Deze periode was vrij lang, dus het is gebruikelijk om deze in twee delen te verdelen: de Vroeg-Romeinse Republiek en de Laat-Romeinse Republiek. De vroege periode werd gekenmerkt door de strijd van de patriciërs (tribale aristocratie) en de plebejers (afstammelingen van het verslagen volk). Patriciërs werden geboren met de privileges van de hoogste kaste, en de plebejers mochten zelfs geen wettige huwelijken aangaan of wapens bij zich dragen. De republiek werd geregeerd door twee consuls uit de patriciërskaste. Deze stand van zaken kon niet lang duren, dus organiseerden de plebejers een rel.
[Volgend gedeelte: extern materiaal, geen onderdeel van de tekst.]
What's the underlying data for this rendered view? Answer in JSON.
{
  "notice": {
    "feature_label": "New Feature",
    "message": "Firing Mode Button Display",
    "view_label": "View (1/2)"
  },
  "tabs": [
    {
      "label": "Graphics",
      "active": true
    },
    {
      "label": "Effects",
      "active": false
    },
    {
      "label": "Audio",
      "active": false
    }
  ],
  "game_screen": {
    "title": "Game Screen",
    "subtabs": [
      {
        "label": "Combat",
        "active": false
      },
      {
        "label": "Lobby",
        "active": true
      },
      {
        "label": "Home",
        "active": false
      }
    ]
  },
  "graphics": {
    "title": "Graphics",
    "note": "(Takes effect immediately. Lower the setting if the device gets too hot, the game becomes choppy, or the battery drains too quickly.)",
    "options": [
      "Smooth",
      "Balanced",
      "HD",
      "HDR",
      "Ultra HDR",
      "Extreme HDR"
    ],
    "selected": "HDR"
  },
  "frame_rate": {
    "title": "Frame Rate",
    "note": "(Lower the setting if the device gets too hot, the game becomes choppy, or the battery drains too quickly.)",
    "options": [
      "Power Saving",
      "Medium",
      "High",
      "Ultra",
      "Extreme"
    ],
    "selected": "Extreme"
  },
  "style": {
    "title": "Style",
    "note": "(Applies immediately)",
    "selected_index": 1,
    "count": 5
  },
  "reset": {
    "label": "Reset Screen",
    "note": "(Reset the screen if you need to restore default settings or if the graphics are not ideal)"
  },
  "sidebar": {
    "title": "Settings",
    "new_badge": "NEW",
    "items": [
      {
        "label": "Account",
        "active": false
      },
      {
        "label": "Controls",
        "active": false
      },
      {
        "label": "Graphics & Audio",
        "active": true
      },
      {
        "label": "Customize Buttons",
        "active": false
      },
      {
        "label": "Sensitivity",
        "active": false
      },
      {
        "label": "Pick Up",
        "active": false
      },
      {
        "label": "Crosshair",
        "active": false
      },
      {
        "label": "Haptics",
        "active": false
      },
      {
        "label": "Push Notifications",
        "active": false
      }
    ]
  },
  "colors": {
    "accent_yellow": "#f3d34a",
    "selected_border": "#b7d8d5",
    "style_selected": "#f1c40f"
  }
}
Ze eisten de afschaffing van de rente op schulden, het recht om deel te nemen aan de senaat en andere privileges. Vanwege het feit dat hun militaire rol in het land toenam, moesten de patriciërs concessies doen en tegen het einde van de 3e eeuw voor Christus. de plebejers hadden dezelfde rechten en kansen als de "hogere kaste". In dezelfde periode waren de Romeinen verwikkeld in een reeks oorlogen die resulteerden in de verovering van Italië. Tegen 264 voor Christus Rome werd de leidende macht in de Middellandse Zee. De late periode van de vorming van de Republiek werd gekenmerkt door een reeks Punische oorlogen, waarin de Romeinen Carthago innamen.